Army sources said the terrorists entered the first barracks inside the General Reserve Engineerin­g Force detachment stationed at Battal — a hamlet outside the village of Jourian, scene of one of the major tank battles of the 1965 war, and perched on a strategica­lly key axis on the LOC. The terrorists opened fire on the four men inside the barracks, and then set fire to equipment, said sources.

The casualties, Army officials said, would have been substantia­lly higher, had ten other workers housed there, all local residents, not still been away on their weekend break.

“A vehicle had reversed into the gate of the barracks complex last week, destroying it completely. There was no guard posted there, either,” said an official.

In a second barracks some metres away, ten other men survived by locking themselves inside the building. “We heard the terrorists shouting abuses in Punjabi against India for more than half an hour, as they broke open the locks on adjoining buildings,” police sources quoted one of them as saying.

Police identified those killed as Ramesh Topno, from Jharkhand, and Salman Khan and Abdul Aziz, both from Uttar Pradesh. A fourth man, Uttar Pradesh resident Abdul Aziz, sustained gunshot injuries. All four were employed on daily wages, said sources in the J&K government.

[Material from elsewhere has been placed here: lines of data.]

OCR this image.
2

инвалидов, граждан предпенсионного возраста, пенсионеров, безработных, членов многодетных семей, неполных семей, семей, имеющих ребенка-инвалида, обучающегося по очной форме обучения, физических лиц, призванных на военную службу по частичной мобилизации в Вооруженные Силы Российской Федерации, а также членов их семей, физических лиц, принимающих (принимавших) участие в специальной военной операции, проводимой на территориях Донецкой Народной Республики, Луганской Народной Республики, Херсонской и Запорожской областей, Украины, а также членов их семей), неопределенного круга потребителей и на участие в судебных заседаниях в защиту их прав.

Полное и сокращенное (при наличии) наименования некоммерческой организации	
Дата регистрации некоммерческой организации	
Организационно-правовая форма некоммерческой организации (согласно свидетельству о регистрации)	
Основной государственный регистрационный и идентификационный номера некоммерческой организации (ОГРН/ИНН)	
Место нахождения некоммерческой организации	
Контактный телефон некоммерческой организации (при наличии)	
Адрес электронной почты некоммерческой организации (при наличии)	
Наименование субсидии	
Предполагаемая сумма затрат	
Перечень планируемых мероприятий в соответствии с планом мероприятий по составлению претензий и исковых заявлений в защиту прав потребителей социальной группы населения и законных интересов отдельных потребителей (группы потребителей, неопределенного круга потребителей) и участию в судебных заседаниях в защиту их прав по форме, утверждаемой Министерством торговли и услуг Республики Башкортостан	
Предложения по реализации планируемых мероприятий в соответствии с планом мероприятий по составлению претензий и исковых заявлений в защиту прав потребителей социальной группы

Following the exchange of fire, local residents told The Indian Express that a grenade explosion was heard outside Battal near a spring where troops fill water, before the terrorists disappeare­d into the woods behind the village.

Local military units, Army sources said, responded to the exchange of fire early, with troops from a company of the Madras Regiment, stationed some 500 metres away, calling in support from their parent unit and elements of an Engineerin­g detachment opening fire in the direction of the terrorists.

Defence Ministry public relations officer Manish Mehta said the Army had “cordoned off the entire area” following the attack, blocking routes of exit and entry.

“It’s possible that this early response led the attackers to leave the scene quickly,” said a military officer familiar with the operation, noting that the terrorists had left three hand grenades, four loaded magazines of ammunition and a bottle filled with a liquid suspected to be the incendiary trinitrogl­ycerine.

Government sources said that military units had been advised to be on high alert following a Research and Analysis Wing alert issued last week, warning of an infiltrati­on attempt involving the Jaish-emuhammad, to be launched across the LOC from the region near the Pakistani city of Sialkot, west of Jammu.

RAW had issued similar alerts before the terrorist attacks on the IAF base in Pathankot and the XVI Corps Headquarte­rs Nagrota, both involving the Jaish-emuhammad — and both proved accurate.

Low visibility along the LOC in the Akhnoor sector, cut across by the Chenab river and overlain by marshes, would have made infiltrati­on relatively easy during the last several days, said a military source stationed in the region.

There is also no clarity, so far, on why the terrorists picked a militarily-insignific­ant target. There are several high-profile military installati­ons in the immediate vicinity, including the 191 Brigade Headquarte­rs, some 5 km away, while Jammu city is only a short drive away.

“It is possible that the attack was intended to send a message rather than inflict heavy casualties,” said an intelligen­ce officer. “The idea may have been to show that the Pakistan Army will keep up pressure along the LOC, irrespecti­ve of the change of guard at its helm and threats from India.”

General Bipin Rawat, India’s new Army chief, had in a recent interview, had appeared to suggest New Delhi might authorise further cross-loc attacks if terrorists in Pakistan “continue to disrupt the situation on our side of the Line of Control”.

“The demonstrat­ion of the surgical strike was just one such means. We are working on other such methodolog­ies,” he had said.